Author : Jacinta A. Meyers

He had a reputation from the time he brought in his first kill from the lush planet. Walked through the warden’s office lugging the thing in a sack over his shoulder. Everyone involuntarily gasped when they felt the floor shudder, heard the thunder of his steps and looked up.

Before he was a hunter, he had been a builder. You could tell by the enormous honed muscles, his foul speech, his burly way of leaning. He dropped the sack to the floor and leaned over the counter, making it creak with his weight. “Got one,” he said.

“Right,” I said, pulling out a form. “What kind of an entry?”

“Sentient-intelligent.”

Ah. “Weighing some brains today?” My fingers twittered over the keyboard, entering the order. To my right a little door in the wall hissed open, allowing a tray to ease forth with a prepared canister full of preserving fluids. “Why don’t you bring it around.”

He hefted the sack up over the counter. Well, that was one way to do it. I undid the tie. And gasped.

It was the biggest cranium I had ever seen.

My tools were ready. I brought down the hose to suck up the noxious fumes of death while I worked. My hands were deft; sever the head from the body, incision here, incision here, and the skin pulled away clean. Insert the chisel here, between the two primary skull plates. Quick bump and open. Use the tubes to suck up excess fluids, pry away veins and capillaries…

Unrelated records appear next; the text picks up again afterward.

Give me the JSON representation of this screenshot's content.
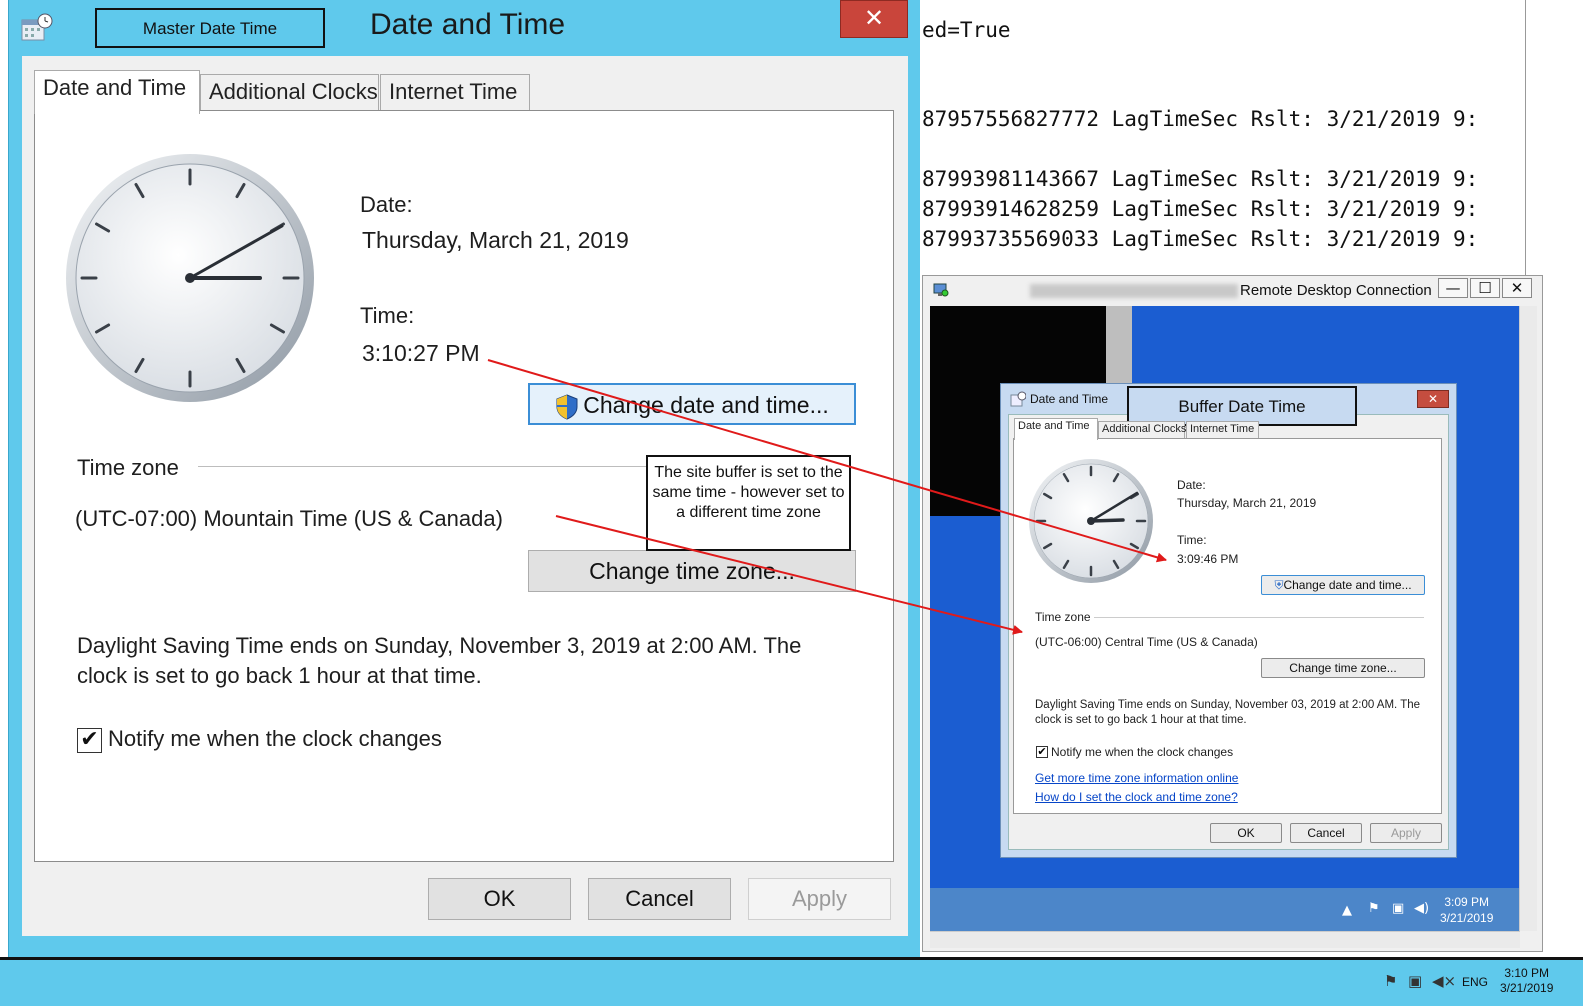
{
  "console": {
    "lines": [
      "ed=True",
      "87957556827772 LagTimeSec Rslt: 3/21/2019 9:",
      "87993981143667 LagTimeSec Rslt: 3/21/2019 9:",
      "87993914628259 LagTimeSec Rslt: 3/21/2019 9:",
      "87993735569033 LagTimeSec Rslt: 3/21/2019 9:"
    ]
  },
  "master": {
    "window_title": "Date and Time",
    "callout_label": "Master Date Time",
    "close_glyph": "✕",
    "tabs": [
      "Date and Time",
      "Additional Clocks",
      "Internet Time"
    ],
    "date_label": "Date:",
    "date_value": "Thursday, March 21, 2019",
    "time_label": "Time:",
    "time_value": "3:10:27 PM",
    "change_datetime_button": "Change date and time...",
    "timezone_heading": "Time zone",
    "timezone_value": "(UTC-07:00) Mountain Time (US & Canada)",
    "change_timezone_button": "Change time zone...",
    "dst_line1": "Daylight Saving Time ends on Sunday, November 3, 2019 at 2:00 AM. The",
    "dst_line2": "clock is set to go back 1 hour at that time.",
    "notify_checked": true,
    "notify_label": "Notify me when the clock changes",
    "ok": "OK",
    "cancel": "Cancel",
    "apply": "Apply"
  },
  "note": {
    "text": "The site buffer is set to the same time - however set to a different time zone"
  },
  "rdp": {
    "title": "Remote Desktop Connection",
    "titlebar_buttons": [
      "—",
      "☐",
      "✕"
    ],
    "tray_time": "3:09 PM",
    "tray_date": "3/21/2019"
  },
  "buffer": {
    "window_title": "Date and Time",
    "callout_label": "Buffer Date Time",
    "tabs": [
      "Date and Time",
      "Additional Clocks",
      "Internet Time"
    ],
    "date_label": "Date:",
    "date_value": "Thursday, March 21, 2019",
    "time_label": "Time:",
    "time_value": "3:09:46 PM",
    "change_datetime_button": "Change date and time...",
    "timezone_heading": "Time zone",
    "timezone_value": "(UTC-06:00) Central Time (US & Canada)",
    "change_timezone_button": "Change time zone...",
    "dst_line1": "Daylight Saving Time ends on Sunday, November 03, 2019 at 2:00 AM. The",
    "dst_line2": "clock is set to go back 1 hour at that time.",
    "notify_checked": true,
    "notify_label": "Notify me when the clock changes",
    "link1": "Get more time zone information online",
    "link2": "How do I set the clock and time zone?",
    "ok": "OK",
    "cancel": "Cancel",
    "apply": "Apply"
  },
  "taskbar": {
    "language": "ENG",
    "time": "3:10 PM",
    "date": "3/21/2019"
  },
  "colors": {
    "window_frame": "#5fc9ec",
    "close_button": "#c9453b",
    "annotation_arrow": "#e01a1a",
    "rdp_desktop": "#1b5dd1",
    "link": "#0645c8"
  }
}
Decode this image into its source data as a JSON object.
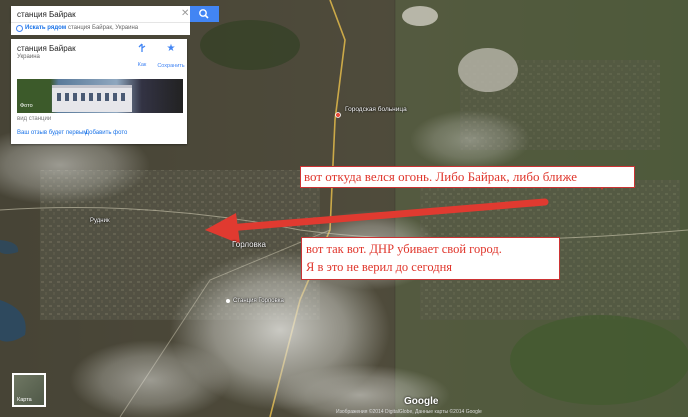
{
  "search": {
    "value": "станция Байрак",
    "clear_icon": "close-icon",
    "button_icon": "search-icon"
  },
  "nearby": {
    "link": "Искать рядом",
    "station": "станция Байрак, Украина"
  },
  "place": {
    "title": "станция Байрак",
    "subtitle": "Украина",
    "directions_label": "Как добраться",
    "save_label": "Сохранить",
    "photo_label": "Фото",
    "caption": "вид станции",
    "review_link": "Ваш отзыв будет первым",
    "add_photo_link": "Добавить фото"
  },
  "map_labels": {
    "hospital": "Городская больница",
    "gorlovka": "Горловка",
    "station_gorlovka": "Станция Горловка",
    "small": "Рудник"
  },
  "annotations": {
    "fire_note": "вот откуда велся огонь. Либо Байрак, либо ближе",
    "dnr_line1": "вот так вот. ДНР убивает свой город.",
    "dnr_line2": "Я в это не верил до сегодня"
  },
  "map_type_label": "Карта",
  "google_logo": "Google",
  "attribution": "Изображения ©2014 DigitalGlobe, Данные карты ©2014 Google",
  "colors": {
    "accent": "#4285f4",
    "arrow": "#e03a30",
    "annotation_text": "#e0362c"
  }
}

At last, my gloved hands slipped the prize from its nest. I carried the gooey mass to the scales and set it down.

“Bastard. You don’t got the stem!”

“It’s the rules, mister. Stems don’t count toward the final measurement.” I focused hard on the numbers as they slowly stopped moving up.

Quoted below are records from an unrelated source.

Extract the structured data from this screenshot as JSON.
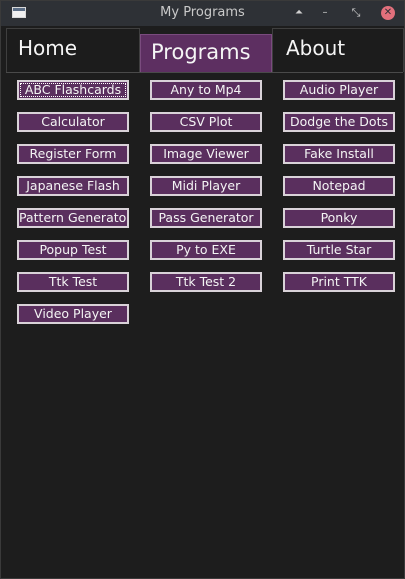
{
  "window": {
    "title": "My Programs",
    "controls": {
      "up": "⏶",
      "minimize": "–",
      "maximize": "⤡",
      "close": "✕"
    }
  },
  "tabs": [
    {
      "label": "Home"
    },
    {
      "label": "Programs"
    },
    {
      "label": "About"
    }
  ],
  "programs": {
    "col1": [
      "ABC Flashcards",
      "Calculator",
      "Register Form",
      "Japanese Flash",
      "Pattern Generator",
      "Popup Test",
      "Ttk Test",
      "Video Player"
    ],
    "col2": [
      "Any to Mp4",
      "CSV Plot",
      "Image Viewer",
      "Midi Player",
      "Pass Generator",
      "Py to EXE",
      "Ttk Test 2"
    ],
    "col3": [
      "Audio Player",
      "Dodge the Dots",
      "Fake Install",
      "Notepad",
      "Ponky",
      "Turtle Star",
      "Print TTK"
    ]
  },
  "colors": {
    "button_bg": "#5a2f5e",
    "active_tab_bg": "#5d2f61",
    "content_bg": "#1d1d1d",
    "titlebar_bg": "#2e3136",
    "close_button": "#e2707c"
  }
}
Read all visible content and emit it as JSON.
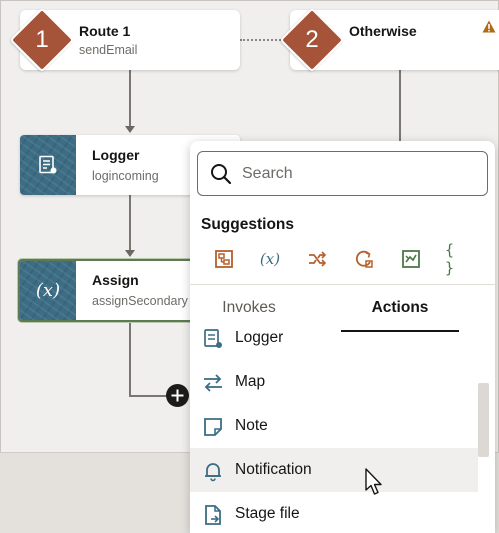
{
  "routes": [
    {
      "number": "1",
      "title": "Route 1",
      "subtitle": "sendEmail"
    },
    {
      "number": "2",
      "title": "Otherwise",
      "subtitle": ""
    }
  ],
  "actions": [
    {
      "title": "Logger",
      "subtitle": "logincoming",
      "icon": "logger-icon"
    },
    {
      "title": "Assign",
      "subtitle": "assignSecondary",
      "icon": "variable-fx-icon",
      "icon_text": "(x)"
    }
  ],
  "panel": {
    "search_placeholder": "Search",
    "suggestions_label": "Suggestions",
    "suggestion_icons": [
      {
        "name": "data-stitch-icon"
      },
      {
        "name": "variable-fx-icon",
        "text": "(x)"
      },
      {
        "name": "switch-icon"
      },
      {
        "name": "for-each-icon"
      },
      {
        "name": "map-icon"
      },
      {
        "name": "json-icon",
        "text": "{ }"
      }
    ],
    "tabs": [
      {
        "label": "Invokes"
      },
      {
        "label": "Actions",
        "active": true
      }
    ],
    "items": [
      {
        "label": "Logger",
        "icon": "logger-icon"
      },
      {
        "label": "Map",
        "icon": "map-arrows-icon"
      },
      {
        "label": "Note",
        "icon": "note-icon"
      },
      {
        "label": "Notification",
        "icon": "bell-icon"
      },
      {
        "label": "Stage file",
        "icon": "stage-file-icon"
      }
    ]
  },
  "colors": {
    "diamond": "#a5543a",
    "action_icon_bg": "#3c6d84",
    "suggest_orange": "#b5602e",
    "suggest_teal": "#3c6d84",
    "suggest_green": "#4c7a47",
    "warning": "#b06a14"
  }
}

1,672.12 grams. “A new record,” I breathed. Picking the brain back up, I carefully moved it to the canister and set it down into its new home. I shook my head. “That’ll make some trophy.”

The hunter was still leaning against the counter, picking at his pointy teeth with one large claw. He straightened a little when he saw me take my place again behind the keyboard. “Well?”

“I have confirmed the record. Congratulations,” I said. “Now we just have to finish the forms. Can I see your system license?”

He belched before passing a chip across the counter to me.

“Great.” I cringed and flicked it into the computer drive. “Sentient-intelligent. Specimen, brain. Species, homo sapien. Oh…” I looked up. “Where on Earth did you say you bagged this one, again?”